Évidemment, défoncé depuis mon plus jeune âge, il n'a pas manqué de constater que cet orifice de mon corps s'ouvrait comme une fleur dès qu'il était sollicité...

"Une vraie chatte dis-donc... Il a dû passer pas mal de bites là-dedans"

Voilà son commentaire en enfonçant plusieurs doigts au fond de moi...

Instinctivement, je me cambrais... C'est un réflexe, inné... 3 doigts épais pour cette fouille...

Il s'est tourné vers son collègue et lui a dit :

"Je crois que je sais dans quelle cellule on va le mettre... Ça va résoudre pas mal de problème, non ?... Allez, avec Driss, Ahmed et Amadou, ça va les calmer.... Vire le mec qui est avec eux et mets le à sa place."

J'attendais sagement sur mon banc, écoutant discrètement ce qu'ils disaient, encore abasourdi par le fait d'être incarcéré... Pour 2 ans... Peut-être moins, mais c'est ce dont j'avais écopé au Tribunal...

Le gardien m'a fait attendre environ une heure et m'a amené dans mon nouvel univers, ma cellule, à partager avec 3 mecs d'après ce que j'avais compris.

Jamais connu ça auparavant, j'étais complètement désemparé et je me suis laissé conduire sans résistance dans ma... "Nouvelle demeure"... Pour 2 ans...

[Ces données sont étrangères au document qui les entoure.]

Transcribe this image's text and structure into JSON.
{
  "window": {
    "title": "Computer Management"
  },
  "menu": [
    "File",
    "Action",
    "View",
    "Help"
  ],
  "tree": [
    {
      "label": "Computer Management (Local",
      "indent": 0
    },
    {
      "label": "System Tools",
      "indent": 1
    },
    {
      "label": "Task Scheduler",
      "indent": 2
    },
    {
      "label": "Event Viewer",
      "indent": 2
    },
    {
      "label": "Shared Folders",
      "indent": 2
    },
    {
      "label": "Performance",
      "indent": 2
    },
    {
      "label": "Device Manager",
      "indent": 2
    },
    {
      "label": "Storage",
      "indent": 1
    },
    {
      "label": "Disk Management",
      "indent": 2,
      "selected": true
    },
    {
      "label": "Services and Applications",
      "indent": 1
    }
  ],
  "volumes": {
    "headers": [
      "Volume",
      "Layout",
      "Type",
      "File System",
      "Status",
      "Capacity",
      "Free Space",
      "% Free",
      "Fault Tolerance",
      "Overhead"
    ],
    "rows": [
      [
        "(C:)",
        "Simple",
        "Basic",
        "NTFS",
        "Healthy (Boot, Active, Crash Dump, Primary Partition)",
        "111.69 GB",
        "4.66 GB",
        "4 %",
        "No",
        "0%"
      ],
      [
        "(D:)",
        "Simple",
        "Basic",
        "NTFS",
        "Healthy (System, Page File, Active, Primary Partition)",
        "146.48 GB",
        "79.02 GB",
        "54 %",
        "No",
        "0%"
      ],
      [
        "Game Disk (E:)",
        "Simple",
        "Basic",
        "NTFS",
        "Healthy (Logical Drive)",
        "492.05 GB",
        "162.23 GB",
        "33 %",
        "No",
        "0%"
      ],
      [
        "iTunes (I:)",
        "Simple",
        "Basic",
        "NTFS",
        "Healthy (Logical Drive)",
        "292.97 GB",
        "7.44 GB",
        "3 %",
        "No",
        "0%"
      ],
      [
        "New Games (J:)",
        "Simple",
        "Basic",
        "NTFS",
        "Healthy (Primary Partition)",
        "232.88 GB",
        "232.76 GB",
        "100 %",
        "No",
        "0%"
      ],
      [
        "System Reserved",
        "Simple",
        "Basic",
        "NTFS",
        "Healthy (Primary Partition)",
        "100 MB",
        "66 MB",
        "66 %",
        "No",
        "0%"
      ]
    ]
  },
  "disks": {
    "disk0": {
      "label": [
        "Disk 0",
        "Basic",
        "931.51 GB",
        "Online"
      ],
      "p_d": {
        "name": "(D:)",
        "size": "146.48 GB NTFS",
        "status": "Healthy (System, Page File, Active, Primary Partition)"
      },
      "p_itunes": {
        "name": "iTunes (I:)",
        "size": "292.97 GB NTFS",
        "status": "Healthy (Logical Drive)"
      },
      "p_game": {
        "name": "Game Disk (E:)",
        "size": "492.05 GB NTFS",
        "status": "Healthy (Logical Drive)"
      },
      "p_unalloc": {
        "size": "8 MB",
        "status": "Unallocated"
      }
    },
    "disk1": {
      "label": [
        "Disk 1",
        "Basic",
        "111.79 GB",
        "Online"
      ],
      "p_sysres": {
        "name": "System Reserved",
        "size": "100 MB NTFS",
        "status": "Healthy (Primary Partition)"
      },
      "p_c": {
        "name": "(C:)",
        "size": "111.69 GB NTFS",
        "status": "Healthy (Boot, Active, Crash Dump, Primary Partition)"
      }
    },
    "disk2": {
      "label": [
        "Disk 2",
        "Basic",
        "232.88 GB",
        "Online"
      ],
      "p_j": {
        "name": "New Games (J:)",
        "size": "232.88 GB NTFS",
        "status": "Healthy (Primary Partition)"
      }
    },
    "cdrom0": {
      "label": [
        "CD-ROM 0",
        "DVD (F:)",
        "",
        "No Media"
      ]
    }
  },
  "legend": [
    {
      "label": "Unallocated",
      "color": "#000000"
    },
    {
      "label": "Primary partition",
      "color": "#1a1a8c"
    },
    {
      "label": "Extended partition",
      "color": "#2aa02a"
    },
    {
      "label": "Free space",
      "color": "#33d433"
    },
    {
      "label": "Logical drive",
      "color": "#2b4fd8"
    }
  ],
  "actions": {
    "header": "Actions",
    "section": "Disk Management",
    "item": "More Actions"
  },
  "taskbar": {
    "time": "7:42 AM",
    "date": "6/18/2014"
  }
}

Petite pièce, avec 4 lits superposés, 3 mecs devant moi.... 2 arabes et un black qui me regardaient comme de la viande fraîche... Mes compagnons de cellule... Et bien, ça promet ... !!!

Docilement, je me suis avancé vers la couchette libre, en bas à gauche et j'ai posé mon paquetage...

Juste entendu le gardien dire à mes co-détenus... "Il est à vous... Avec vous ? Pas bien compris..."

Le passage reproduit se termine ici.